Fast forward 60 plus years and the sport looks significantly different than it has in years past. The huge bulky pads have been replaced by lighter, more technologically advanced, safer pads; helmets are independently tested for their ability to reduce injury, with some even being made illegal; and the NFL (and college) has taken steps to review rules to reduce the likelihood of injury.
Since 2002, the NFL has instituted 50 rule changes specifically aimed at reducing injuries. From making helmet to helmet contact illegal, to outlawing leading with the helmet, many of the rule changes have to do with tackling a defenseless player. These are only the changes that are visible to the casual fan. Behind the scenes, the NFL is employing and consulting with medical professionals to continue making the game safer.

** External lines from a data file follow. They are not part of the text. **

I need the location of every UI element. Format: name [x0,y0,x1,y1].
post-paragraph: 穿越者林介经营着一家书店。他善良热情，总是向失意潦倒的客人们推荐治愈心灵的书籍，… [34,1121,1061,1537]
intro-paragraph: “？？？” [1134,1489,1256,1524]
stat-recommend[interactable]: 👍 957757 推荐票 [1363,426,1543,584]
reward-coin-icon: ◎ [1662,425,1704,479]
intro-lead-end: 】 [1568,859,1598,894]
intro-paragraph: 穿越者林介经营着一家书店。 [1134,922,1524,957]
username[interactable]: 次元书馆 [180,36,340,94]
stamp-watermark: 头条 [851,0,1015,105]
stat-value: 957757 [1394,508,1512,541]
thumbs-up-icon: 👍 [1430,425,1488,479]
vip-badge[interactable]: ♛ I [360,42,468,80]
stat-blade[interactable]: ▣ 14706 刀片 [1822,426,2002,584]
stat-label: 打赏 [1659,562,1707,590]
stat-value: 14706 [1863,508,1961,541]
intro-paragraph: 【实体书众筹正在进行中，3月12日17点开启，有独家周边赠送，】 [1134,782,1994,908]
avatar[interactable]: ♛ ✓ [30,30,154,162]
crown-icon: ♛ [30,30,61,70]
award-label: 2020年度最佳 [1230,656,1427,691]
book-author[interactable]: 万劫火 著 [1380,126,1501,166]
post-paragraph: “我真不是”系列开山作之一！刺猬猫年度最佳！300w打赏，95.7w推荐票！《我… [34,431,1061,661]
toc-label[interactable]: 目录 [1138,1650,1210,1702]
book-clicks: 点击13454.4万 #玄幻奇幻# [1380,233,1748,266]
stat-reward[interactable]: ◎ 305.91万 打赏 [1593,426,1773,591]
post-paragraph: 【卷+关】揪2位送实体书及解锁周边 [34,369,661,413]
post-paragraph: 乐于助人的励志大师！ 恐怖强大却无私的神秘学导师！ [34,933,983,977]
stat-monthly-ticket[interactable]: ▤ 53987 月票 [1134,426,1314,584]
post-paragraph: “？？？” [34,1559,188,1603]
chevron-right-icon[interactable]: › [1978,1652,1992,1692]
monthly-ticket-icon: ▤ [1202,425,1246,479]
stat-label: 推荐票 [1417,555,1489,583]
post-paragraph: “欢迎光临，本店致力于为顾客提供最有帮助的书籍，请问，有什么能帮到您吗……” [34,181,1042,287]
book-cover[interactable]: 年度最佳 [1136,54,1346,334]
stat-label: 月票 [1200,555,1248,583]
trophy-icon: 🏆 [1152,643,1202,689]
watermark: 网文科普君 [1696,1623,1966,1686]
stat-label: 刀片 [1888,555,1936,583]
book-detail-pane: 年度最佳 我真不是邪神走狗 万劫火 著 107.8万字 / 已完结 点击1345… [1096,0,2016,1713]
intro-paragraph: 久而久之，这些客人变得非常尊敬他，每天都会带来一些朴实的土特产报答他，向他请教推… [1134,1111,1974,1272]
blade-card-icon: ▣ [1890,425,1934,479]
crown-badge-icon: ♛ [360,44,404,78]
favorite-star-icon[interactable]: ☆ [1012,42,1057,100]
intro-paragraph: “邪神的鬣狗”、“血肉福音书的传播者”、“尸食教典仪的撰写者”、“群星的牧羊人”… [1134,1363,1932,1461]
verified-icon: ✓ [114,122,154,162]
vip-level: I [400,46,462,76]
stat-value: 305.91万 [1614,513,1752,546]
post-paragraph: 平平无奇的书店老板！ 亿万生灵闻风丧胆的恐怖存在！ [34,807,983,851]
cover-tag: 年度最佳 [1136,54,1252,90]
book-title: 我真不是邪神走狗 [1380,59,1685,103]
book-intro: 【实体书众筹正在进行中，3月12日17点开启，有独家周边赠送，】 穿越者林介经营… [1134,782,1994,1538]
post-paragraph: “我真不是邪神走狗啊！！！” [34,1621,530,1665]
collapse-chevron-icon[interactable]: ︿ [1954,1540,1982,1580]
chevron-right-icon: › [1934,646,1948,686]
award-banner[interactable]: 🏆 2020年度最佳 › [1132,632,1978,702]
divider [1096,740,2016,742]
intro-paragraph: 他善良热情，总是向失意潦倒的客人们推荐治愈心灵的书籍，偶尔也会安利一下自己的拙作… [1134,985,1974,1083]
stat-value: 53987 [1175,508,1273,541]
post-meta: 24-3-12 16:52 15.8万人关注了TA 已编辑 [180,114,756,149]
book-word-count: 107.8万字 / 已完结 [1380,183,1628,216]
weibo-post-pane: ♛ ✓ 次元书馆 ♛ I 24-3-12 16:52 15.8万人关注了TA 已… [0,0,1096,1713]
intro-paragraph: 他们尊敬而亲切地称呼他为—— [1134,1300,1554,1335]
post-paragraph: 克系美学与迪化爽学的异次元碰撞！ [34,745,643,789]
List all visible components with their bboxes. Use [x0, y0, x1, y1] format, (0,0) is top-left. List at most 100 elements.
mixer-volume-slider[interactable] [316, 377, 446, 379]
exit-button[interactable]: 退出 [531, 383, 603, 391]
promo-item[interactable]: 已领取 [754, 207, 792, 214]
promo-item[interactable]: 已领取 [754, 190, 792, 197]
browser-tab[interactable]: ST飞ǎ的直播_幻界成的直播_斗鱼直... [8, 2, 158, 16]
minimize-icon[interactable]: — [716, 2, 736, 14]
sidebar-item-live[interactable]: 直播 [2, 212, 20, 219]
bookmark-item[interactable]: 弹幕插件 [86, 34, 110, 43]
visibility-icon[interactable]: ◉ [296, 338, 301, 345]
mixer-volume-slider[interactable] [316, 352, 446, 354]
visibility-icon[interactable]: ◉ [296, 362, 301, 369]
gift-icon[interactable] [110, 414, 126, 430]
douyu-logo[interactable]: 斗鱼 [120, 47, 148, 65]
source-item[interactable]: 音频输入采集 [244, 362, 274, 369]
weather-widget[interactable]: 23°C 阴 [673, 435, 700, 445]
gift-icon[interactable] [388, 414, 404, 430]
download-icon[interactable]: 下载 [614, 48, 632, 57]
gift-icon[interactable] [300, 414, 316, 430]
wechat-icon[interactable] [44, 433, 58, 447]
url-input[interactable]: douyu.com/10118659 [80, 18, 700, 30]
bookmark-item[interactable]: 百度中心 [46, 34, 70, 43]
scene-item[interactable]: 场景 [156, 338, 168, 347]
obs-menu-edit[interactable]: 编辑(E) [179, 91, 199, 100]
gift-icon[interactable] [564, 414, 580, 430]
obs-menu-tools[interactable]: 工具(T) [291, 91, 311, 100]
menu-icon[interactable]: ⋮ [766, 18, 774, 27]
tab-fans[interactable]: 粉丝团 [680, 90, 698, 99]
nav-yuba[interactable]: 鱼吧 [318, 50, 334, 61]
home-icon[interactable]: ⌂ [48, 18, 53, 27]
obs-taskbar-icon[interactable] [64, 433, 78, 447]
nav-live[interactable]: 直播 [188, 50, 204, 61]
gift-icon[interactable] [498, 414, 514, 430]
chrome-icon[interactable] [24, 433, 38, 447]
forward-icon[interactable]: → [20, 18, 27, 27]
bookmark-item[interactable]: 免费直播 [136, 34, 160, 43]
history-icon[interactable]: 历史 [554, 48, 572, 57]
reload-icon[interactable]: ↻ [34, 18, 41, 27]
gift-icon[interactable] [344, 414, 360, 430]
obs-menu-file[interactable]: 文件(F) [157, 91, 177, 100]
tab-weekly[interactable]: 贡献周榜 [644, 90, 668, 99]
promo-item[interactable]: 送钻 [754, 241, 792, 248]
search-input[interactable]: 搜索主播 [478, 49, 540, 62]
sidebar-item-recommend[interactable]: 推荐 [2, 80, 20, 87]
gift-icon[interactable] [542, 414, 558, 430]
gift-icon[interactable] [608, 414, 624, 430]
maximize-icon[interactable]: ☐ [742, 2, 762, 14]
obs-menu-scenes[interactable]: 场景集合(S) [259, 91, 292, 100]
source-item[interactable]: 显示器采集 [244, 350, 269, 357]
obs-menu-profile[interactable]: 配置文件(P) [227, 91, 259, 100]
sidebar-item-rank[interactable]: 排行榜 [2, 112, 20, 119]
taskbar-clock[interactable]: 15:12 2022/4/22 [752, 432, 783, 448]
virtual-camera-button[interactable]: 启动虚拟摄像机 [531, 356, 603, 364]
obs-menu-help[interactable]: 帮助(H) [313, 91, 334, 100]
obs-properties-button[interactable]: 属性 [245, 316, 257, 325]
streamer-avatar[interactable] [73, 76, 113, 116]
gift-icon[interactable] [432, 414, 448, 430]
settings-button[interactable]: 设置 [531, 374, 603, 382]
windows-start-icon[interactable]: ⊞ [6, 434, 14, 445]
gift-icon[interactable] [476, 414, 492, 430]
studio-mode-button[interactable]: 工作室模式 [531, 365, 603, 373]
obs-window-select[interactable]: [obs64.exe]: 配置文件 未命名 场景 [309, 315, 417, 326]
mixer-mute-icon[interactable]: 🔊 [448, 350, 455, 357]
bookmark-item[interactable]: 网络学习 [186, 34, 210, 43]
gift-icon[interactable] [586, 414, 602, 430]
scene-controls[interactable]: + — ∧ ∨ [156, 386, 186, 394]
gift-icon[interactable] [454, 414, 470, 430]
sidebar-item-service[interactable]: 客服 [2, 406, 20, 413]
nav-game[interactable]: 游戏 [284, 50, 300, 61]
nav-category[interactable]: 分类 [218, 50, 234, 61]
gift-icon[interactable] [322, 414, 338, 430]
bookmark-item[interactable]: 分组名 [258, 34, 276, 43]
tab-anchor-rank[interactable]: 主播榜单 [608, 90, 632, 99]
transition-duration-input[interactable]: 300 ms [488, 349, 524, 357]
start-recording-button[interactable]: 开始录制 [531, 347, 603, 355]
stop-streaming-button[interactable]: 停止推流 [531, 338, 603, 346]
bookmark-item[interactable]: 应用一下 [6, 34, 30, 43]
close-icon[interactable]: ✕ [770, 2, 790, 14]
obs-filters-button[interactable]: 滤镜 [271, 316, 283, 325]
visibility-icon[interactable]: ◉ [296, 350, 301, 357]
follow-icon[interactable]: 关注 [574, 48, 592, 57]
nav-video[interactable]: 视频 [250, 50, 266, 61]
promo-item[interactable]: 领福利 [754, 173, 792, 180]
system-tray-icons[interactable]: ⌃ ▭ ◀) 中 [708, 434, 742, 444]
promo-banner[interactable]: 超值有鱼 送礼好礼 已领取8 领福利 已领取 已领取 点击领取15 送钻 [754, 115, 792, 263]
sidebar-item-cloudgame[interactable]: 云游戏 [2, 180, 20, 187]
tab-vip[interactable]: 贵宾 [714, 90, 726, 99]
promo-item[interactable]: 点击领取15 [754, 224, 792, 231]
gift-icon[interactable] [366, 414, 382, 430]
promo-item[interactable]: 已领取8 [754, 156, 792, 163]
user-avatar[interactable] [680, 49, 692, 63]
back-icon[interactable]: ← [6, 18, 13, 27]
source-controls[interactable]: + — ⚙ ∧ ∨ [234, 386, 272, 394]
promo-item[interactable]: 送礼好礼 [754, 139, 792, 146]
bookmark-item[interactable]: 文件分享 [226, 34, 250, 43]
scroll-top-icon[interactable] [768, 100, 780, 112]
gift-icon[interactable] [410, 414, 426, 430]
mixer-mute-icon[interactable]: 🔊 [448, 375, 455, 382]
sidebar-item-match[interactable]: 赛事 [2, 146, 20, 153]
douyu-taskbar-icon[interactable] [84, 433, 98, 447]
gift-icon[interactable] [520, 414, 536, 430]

Whether or not you agree with the rule changes (enforced or proposed), I think we can all get behind the effort to reduce traumatic injuries. This week's dataset looks at the number of concussions, ACL and MCL tears in the NFL from 2012 to 2017. While not a very large time span, there are sure to be some insights in the data. We'd love to see what you can uncover! Download the data and see what you can do. Create your viz and post your work to Tableau Public and Twitter with the hashtag #ThrowbackDataThursday, tagging @TThrowbackThurs. We're really looking forward to seeing what the Tableau Community can come up with!
This week's dataset comes from the NFL Play Smart, Play Safe, an initiative focused on player health and safety. Please be sure to cite the source on your viz.